But the police persisted in taking the case to trial, which was eventually thrown out.

The documentary highlights how critical changes made in the UK as a result of a number of high profile unsafe convictions have yet to be made in Australia, and to our knowledge, in New Zealand.
One of the important developments in England in the 1990s was the formal adoption by police and investigators of what is known as the ''eliminative'' approach. This followed a couple of high-profile miscarriage cases, the Guildford Four and the Birmingham Six. The eliminative approach requires evidence be applied in a way to eliminate people from the pool of suspects.

Police forces around Australia, and certainly in WA and NSW, use a ''nominative'' approach. A suspect is nominated and a case built around that person. This can and does mean evidence is used selectively. In England and Scotland the nominative approach is regarded as discredited.
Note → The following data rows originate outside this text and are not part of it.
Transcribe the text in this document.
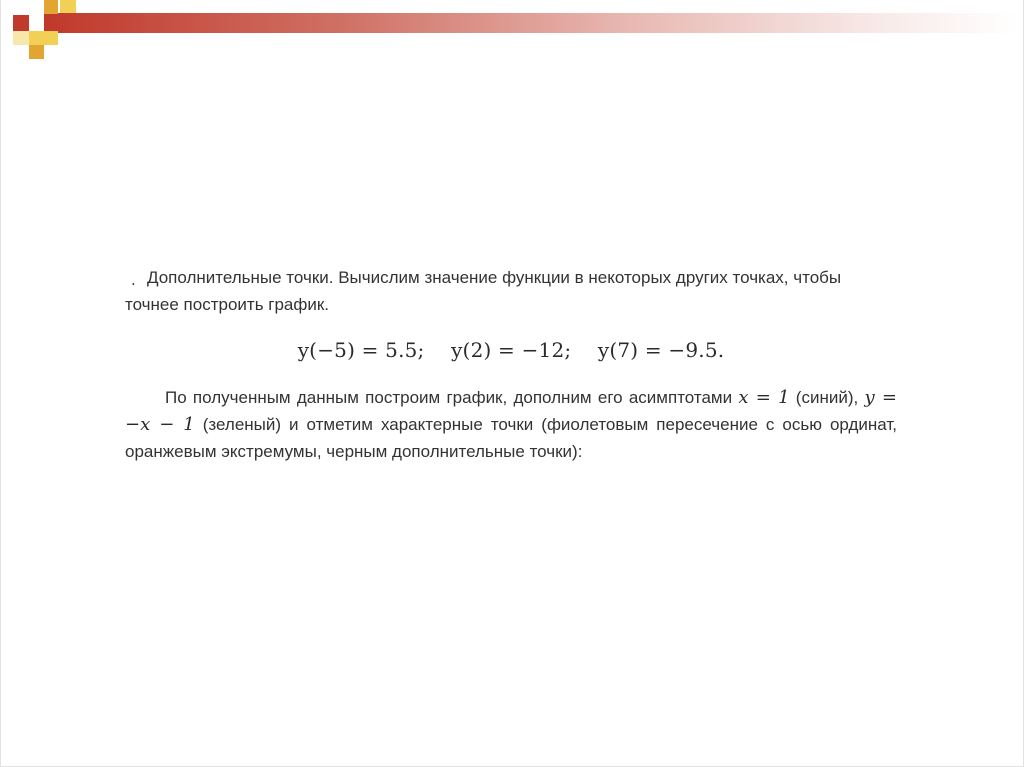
. Дополнительные точки. Вычислим значение функции в некоторых других точках, чтобы точнее построить график.

y(−5) = 5.5; y(2) = −12; y(7) = −9.5.

По полученным данным построим график, дополним его асимптотами x = 1 (синий), y = −x − 1 (зеленый) и отметим характерные точки (фиолетовым пересечение с осью ординат, оранжевым экстремумы, черным дополнительные точки):
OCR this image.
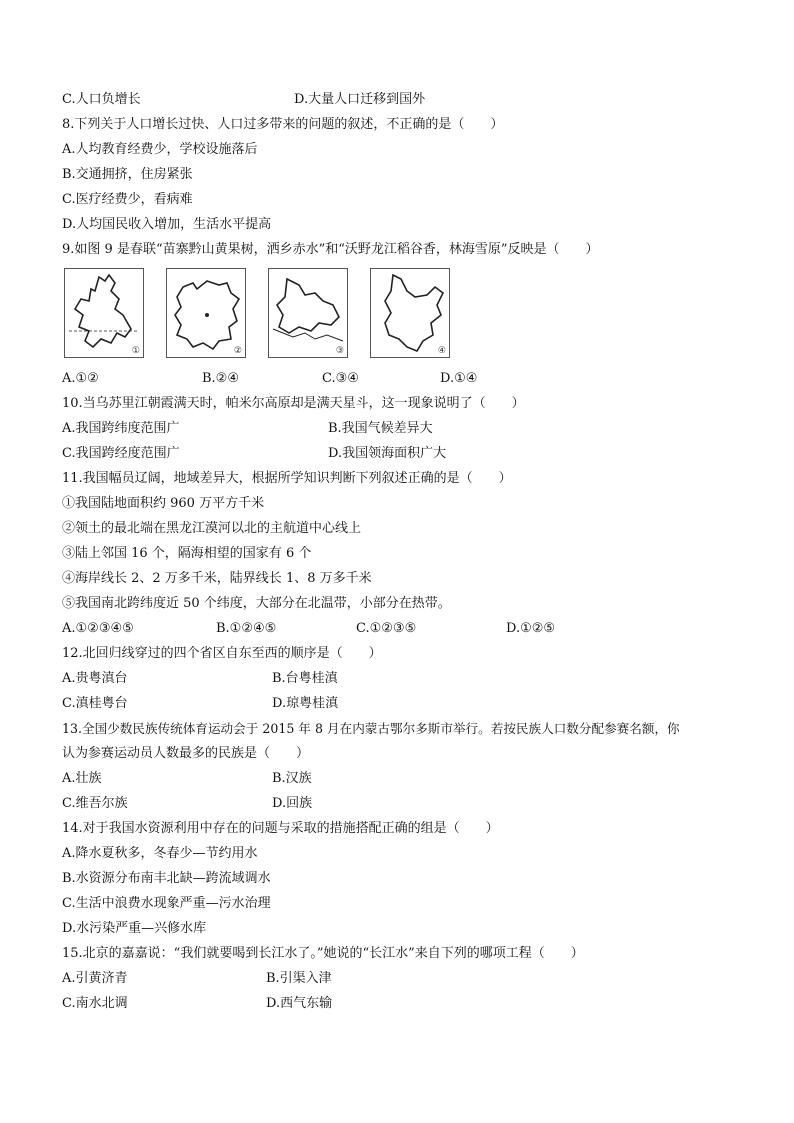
C.人口负增长	D.大量人口迁移到国外
8.下列关于人口增长过快、人口过多带来的问题的叙述，不正确的是（　　）
A.人均教育经费少，学校设施落后
B.交通拥挤，住房紧张
C.医疗经费少，看病难
D.人均国民收入增加，生活水平提高
9.如图 9 是春联“苗寨黔山黄果树，洒乡赤水”和“沃野龙江稻谷香，林海雪原”反映是（　　）
①	②	③	④
A.①②	B.②④	C.③④	D.①④
10.当乌苏里江朝霞满天时，帕米尔高原却是满天星斗，这一现象说明了（　　）
A.我国跨纬度范围广	B.我国气候差异大
C.我国跨经度范围广	D.我国领海面积广大
11.我国幅员辽阔，地域差异大，根据所学知识判断下列叙述正确的是（　　）
①我国陆地面积约 960 万平方千米
②领土的最北端在黑龙江漠河以北的主航道中心线上
③陆上邻国 16 个，隔海相望的国家有 6 个
④海岸线长 2、2 万多千米，陆界线长 1、8 万多千米
⑤我国南北跨纬度近 50 个纬度，大部分在北温带，小部分在热带。
A.①②③④⑤	B.①②④⑤	C.①②③⑤	D.①②⑤
12.北回归线穿过的四个省区自东至西的顺序是（　　）
A.贵粤滇台	B.台粤桂滇
C.滇桂粤台	D.琼粤桂滇
13.全国少数民族传统体育运动会于 2015 年 8 月在内蒙古鄂尔多斯市举行。若按民族人口数分配参赛名额，你
认为参赛运动员人数最多的民族是（　　）
A.壮族	B.汉族
C.维吾尔族	D.回族
14.对于我国水资源利用中存在的问题与采取的措施搭配正确的组是（　　）
A.降水夏秋多，冬春少—节约用水
B.水资源分布南丰北缺—跨流域调水
C.生活中浪费水现象严重—污水治理
D.水污染严重—兴修水库
15.北京的嘉嘉说：“我们就要喝到长江水了。”她说的“长江水”来自下列的哪项工程（　　）
A.引黄济青	B.引渠入津
C.南水北调	D.西气东输
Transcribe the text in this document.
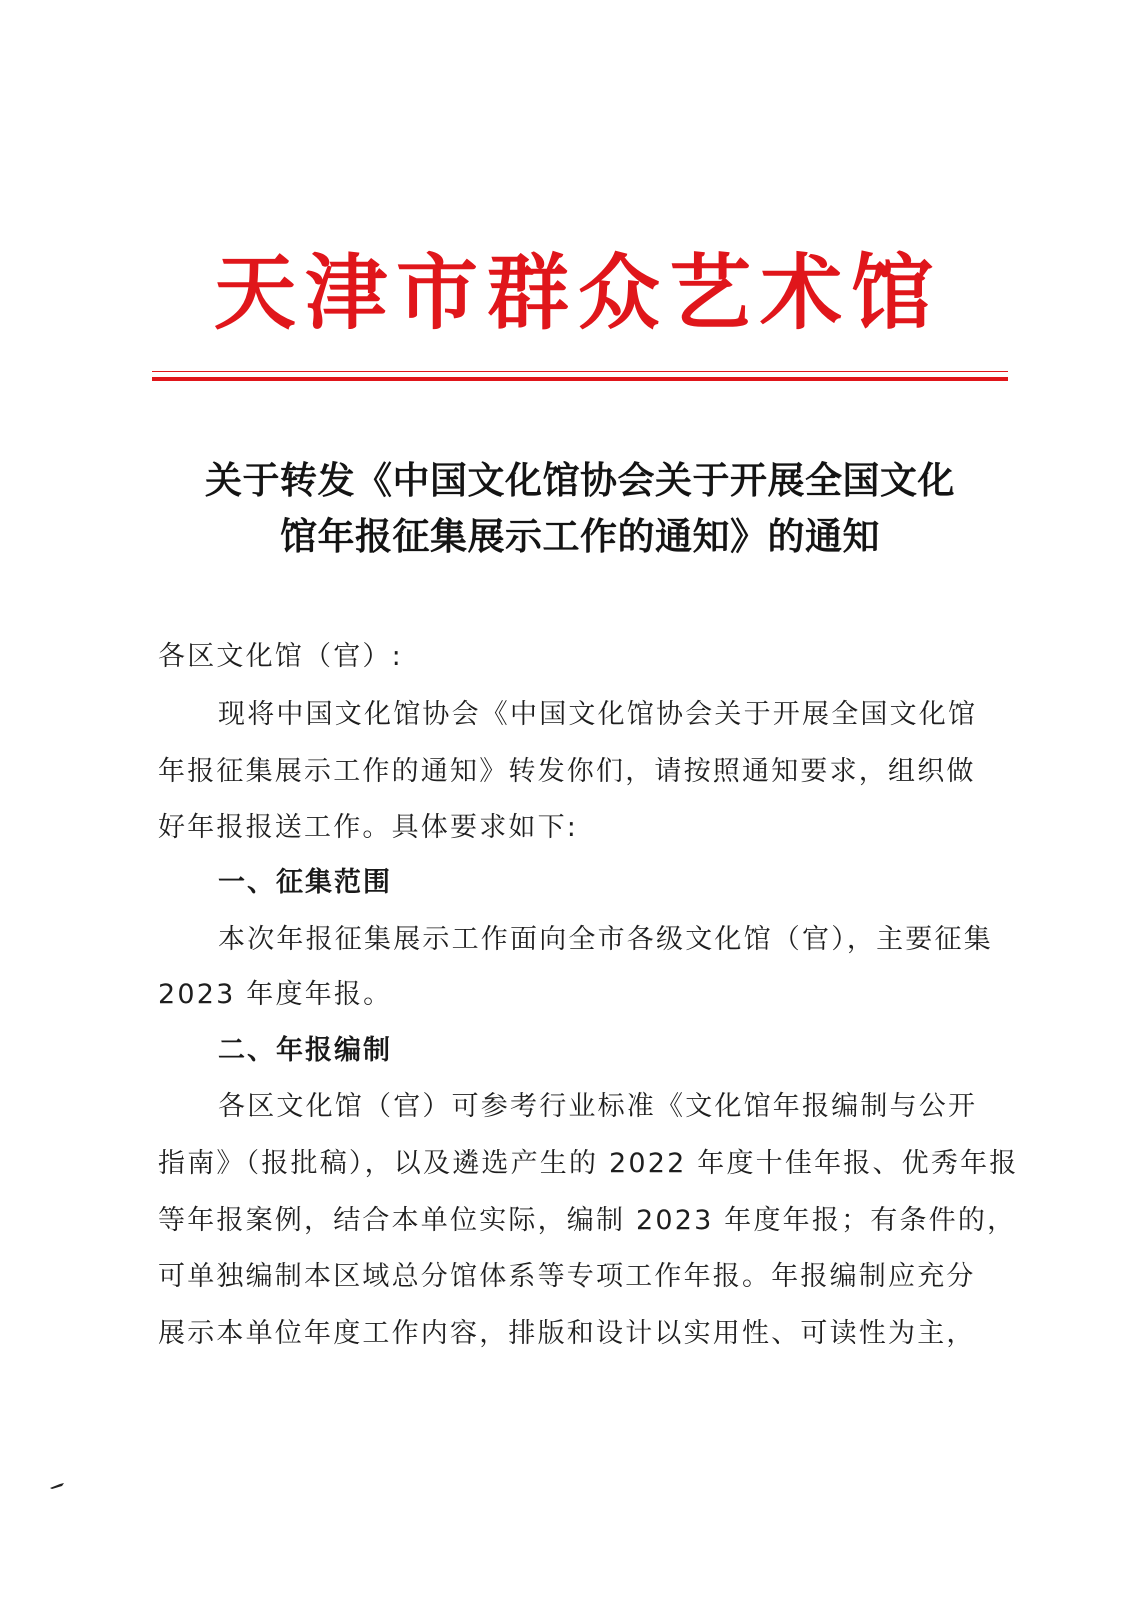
天津市群众艺术馆
关于转发《中国文化馆协会关于开展全国文化
馆年报征集展示工作的通知》的通知
各区文化馆（官）:
现将中国文化馆协会《中国文化馆协会关于开展全国文化馆
年报征集展示工作的通知》转发你们，请按照通知要求，组织做
好年报报送工作。具体要求如下:
一、征集范围
本次年报征集展示工作面向全市各级文化馆（官），主要征集
2023 年度年报。
二、年报编制
各区文化馆（官）可参考行业标准《文化馆年报编制与公开
指南》（报批稿），以及遴选产生的 2022 年度十佳年报、优秀年报
等年报案例，结合本单位实际，编制 2023 年度年报；有条件的，
可单独编制本区域总分馆体系等专项工作年报。年报编制应充分
展示本单位年度工作内容，排版和设计以实用性、可读性为主，
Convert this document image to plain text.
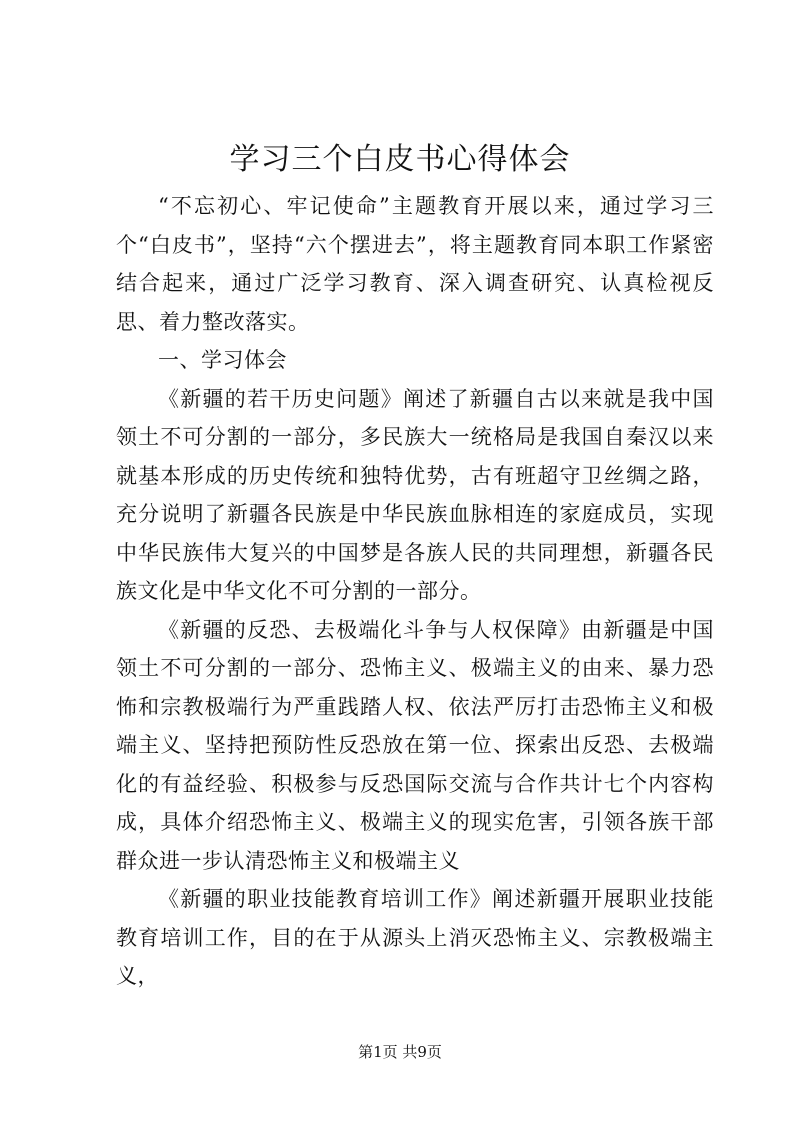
学习三个白皮书心得体会

“不忘初心、牢记使命”主题教育开展以来，通过学习三个“白皮书”，坚持“六个摆进去”，将主题教育同本职工作紧密结合起来，通过广泛学习教育、深入调查研究、认真检视反思、着力整改落实。

一、学习体会

《新疆的若干历史问题》阐述了新疆自古以来就是我中国领土不可分割的一部分，多民族大一统格局是我国自秦汉以来就基本形成的历史传统和独特优势，古有班超守卫丝绸之路，充分说明了新疆各民族是中华民族血脉相连的家庭成员，实现中华民族伟大复兴的中国梦是各族人民的共同理想，新疆各民族文化是中华文化不可分割的一部分。

《新疆的反恐、去极端化斗争与人权保障》由新疆是中国领土不可分割的一部分、恐怖主义、极端主义的由来、暴力恐怖和宗教极端行为严重践踏人权、依法严厉打击恐怖主义和极端主义、坚持把预防性反恐放在第一位、探索出反恐、去极端化的有益经验、积极参与反恐国际交流与合作共计七个内容构成，具体介绍恐怖主义、极端主义的现实危害，引领各族干部群众进一步认清恐怖主义和极端主义

《新疆的职业技能教育培训工作》阐述新疆开展职业技能教育培训工作，目的在于从源头上消灭恐怖主义、宗教极端主义，

第1页 共9页
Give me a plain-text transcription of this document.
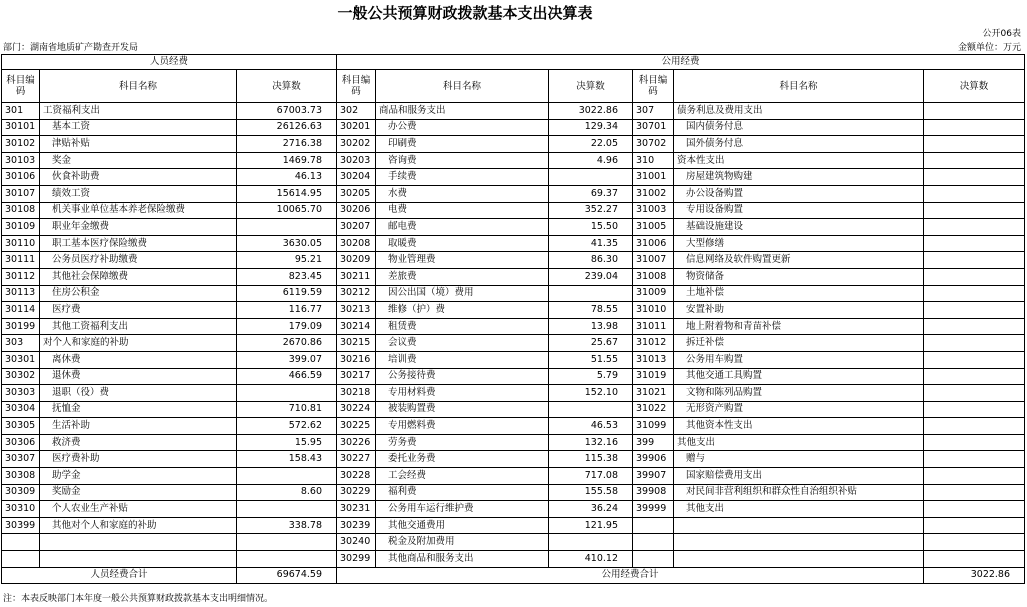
一般公共预算财政拨款基本支出决算表
公开06表
部门：湖南省地质矿产勘查开发局	金额单位：万元
人员经费			公用经费					
科目编码	科目名称	决算数	科目编码	科目名称	决算数	科目编码	科目名称	决算数
301	工资福利支出	67003.73	302	商品和服务支出	3022.86	307	债务利息及费用支出	
30101	基本工资	26126.63	30201	办公费	129.34	30701	国内债务付息	
30102	津贴补贴	2716.38	30202	印刷费	22.05	30702	国外债务付息	
30103	奖金	1469.78	30203	咨询费	4.96	310	资本性支出	
30106	伙食补助费	46.13	30204	手续费		31001	房屋建筑物购建	
30107	绩效工资	15614.95	30205	水费	69.37	31002	办公设备购置	
30108	机关事业单位基本养老保险缴费	10065.70	30206	电费	352.27	31003	专用设备购置	
30109	职业年金缴费		30207	邮电费	15.50	31005	基础设施建设	
30110	职工基本医疗保险缴费	3630.05	30208	取暖费	41.35	31006	大型修缮	
30111	公务员医疗补助缴费	95.21	30209	物业管理费	86.30	31007	信息网络及软件购置更新	
30112	其他社会保障缴费	823.45	30211	差旅费	239.04	31008	物资储备	
30113	住房公积金	6119.59	30212	因公出国（境）费用		31009	土地补偿	
30114	医疗费	116.77	30213	维修（护）费	78.55	31010	安置补助	
30199	其他工资福利支出	179.09	30214	租赁费	13.98	31011	地上附着物和青苗补偿	
303	对个人和家庭的补助	2670.86	30215	会议费	25.67	31012	拆迁补偿	
30301	离休费	399.07	30216	培训费	51.55	31013	公务用车购置	
30302	退休费	466.59	30217	公务接待费	5.79	31019	其他交通工具购置	
30303	退职（役）费		30218	专用材料费	152.10	31021	文物和陈列品购置	
30304	抚恤金	710.81	30224	被装购置费		31022	无形资产购置	
30305	生活补助	572.62	30225	专用燃料费	46.53	31099	其他资本性支出	
30306	救济费	15.95	30226	劳务费	132.16	399	其他支出	
30307	医疗费补助	158.43	30227	委托业务费	115.38	39906	赠与	
30308	助学金		30228	工会经费	717.08	39907	国家赔偿费用支出	
30309	奖励金	8.60	30229	福利费	155.58	39908	对民间非营利组织和群众性自治组织补贴	
30310	个人农业生产补贴		30231	公务用车运行维护费	36.24	39999	其他支出	
30399	其他对个人和家庭的补助	338.78	30239	其他交通费用	121.95			
			30240	税金及附加费用				
			30299	其他商品和服务支出	410.12			
人员经费合计		69674.59	公用经费合计					3022.86
注：本表反映部门本年度一般公共预算财政拨款基本支出明细情况。
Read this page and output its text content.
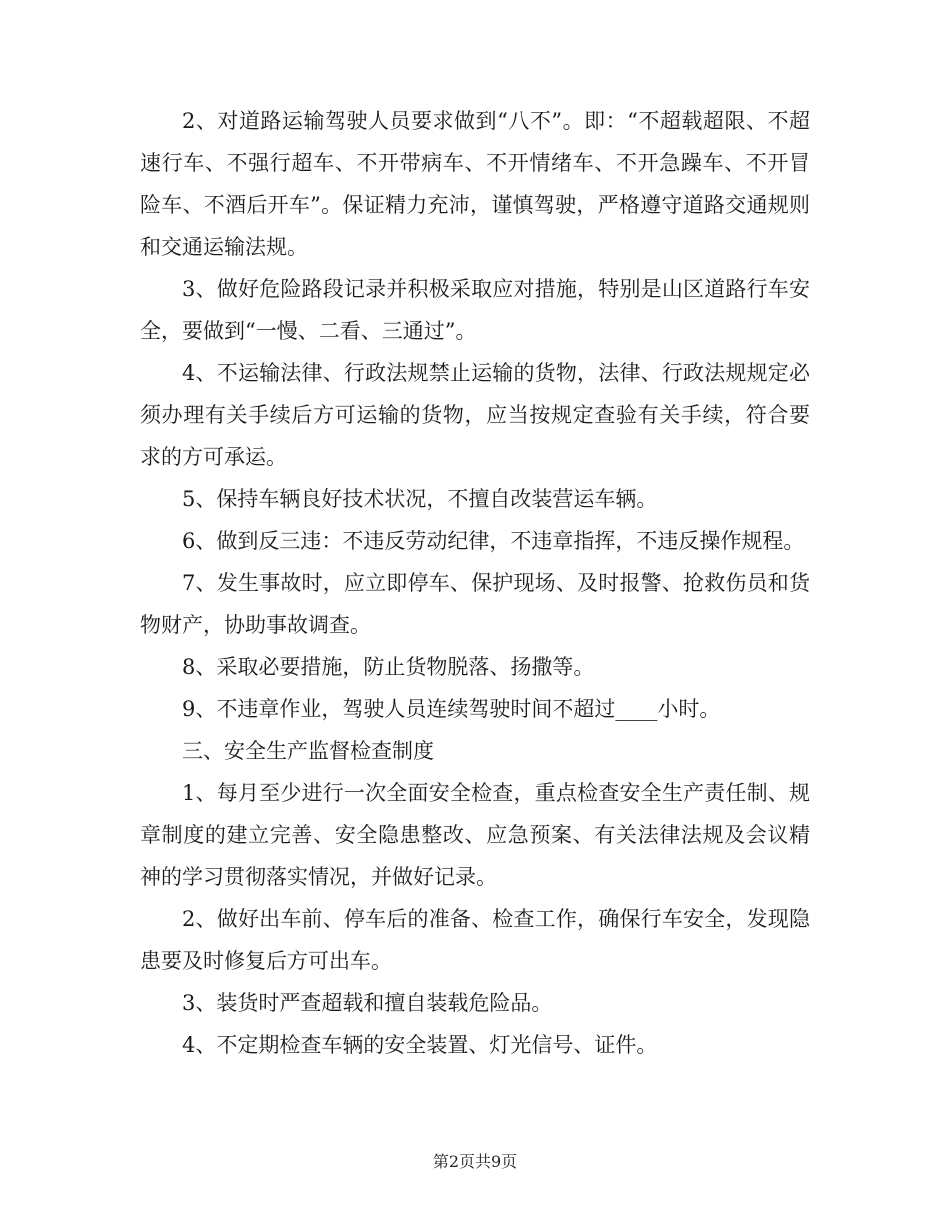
2、对道路运输驾驶人员要求做到“八不”。即：“不超载超限、不超速行车、不强行超车、不开带病车、不开情绪车、不开急躁车、不开冒险车、不酒后开车”。保证精力充沛，谨慎驾驶，严格遵守道路交通规则和交通运输法规。

3、做好危险路段记录并积极采取应对措施，特别是山区道路行车安全，要做到“一慢、二看、三通过”。

4、不运输法律、行政法规禁止运输的货物，法律、行政法规规定必须办理有关手续后方可运输的货物，应当按规定查验有关手续，符合要求的方可承运。

5、保持车辆良好技术状况，不擅自改装营运车辆。

6、做到反三违：不违反劳动纪律，不违章指挥，不违反操作规程。

7、发生事故时，应立即停车、保护现场、及时报警、抢救伤员和货物财产，协助事故调查。

8、采取必要措施，防止货物脱落、扬撒等。

9、不违章作业，驾驶人员连续驾驶时间不超过____小时。

三、安全生产监督检查制度

1、每月至少进行一次全面安全检查，重点检查安全生产责任制、规章制度的建立完善、安全隐患整改、应急预案、有关法律法规及会议精神的学习贯彻落实情况，并做好记录。

2、做好出车前、停车后的准备、检查工作，确保行车安全，发现隐患要及时修复后方可出车。

3、装货时严查超载和擅自装载危险品。

4、不定期检查车辆的安全装置、灯光信号、证件。

第2页共9页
Not here, which may explain why Napper is on the nose with police in a number of Australian states.
Most of the unsafe convictions in New Zealand appear to have resulted from the nominative approach where a suspect is identified, then a case built around him or her. This inevitably violates a fundamental rule in investigation--that of keeping an open mind. It predisposes an investigation team toward ranking some evidence as important and relevant and discarding contrary evidence that does not fit the suspect.

By contrast the eliminative approach applies the eminently sensible dictum of Conan Doyle, expressed by Sherlock Holmes: "How often have I said to you that when you have eliminated the impossible, whatever remains, however improbable, must be the truth?" (From A Study in Scarlet.)

Secondly, the UK has elevated the role and importance of independent forensic investigation of the crime scene where the police are kept at arms length.
Also appearing in the documentary was Professor David Barclay, a Scottish forensic scientist, who led the reforms in Britain that place the forensic people in control of the crime scene. British forensic scientists are independent of the police and prosecutors, and call a lot of the shots in criminal investigations. Here the police run the whole show.

The UK approach at work can now be seen in the UK forensic crime dramas, such as Silent Witness where the forensic team clearly operates independently of the police. New Zealand has excellent forensic scientists. They remain underfunded and work at the behest and request and direction of the police. Police budgets determine how often, when, and where they are employed.

One wonders how many high profile miscarriages of justice and failures to convict we need to go through in New Zealand before these changes are made in New Zealand. The police, of course, will continue to deny anything is wrong. "Nothing to see here. Move along", will likely continue to be the order of the day. This is a deeply regrettable. The Sydney Morning Herald notes:
Barclay also worked on the famous Andrew Mallard case in WA. Mallard was accused and found guilty after making a false ''confession'' of the murder of the Perth jeweller Pamela Lawrence. It was Barclay who discovered the palm print of the real murderer kept in police files for 15 years. He also uncovered other evidence pointing to Mallard's innocence, which either had never been pursued by the police or covered up.
Who would be willing to wager that we would not have the same miscarriages of justice here in New Zealand as a result of the "nominative" approach in investigation and the police controlling the use of forensic teams.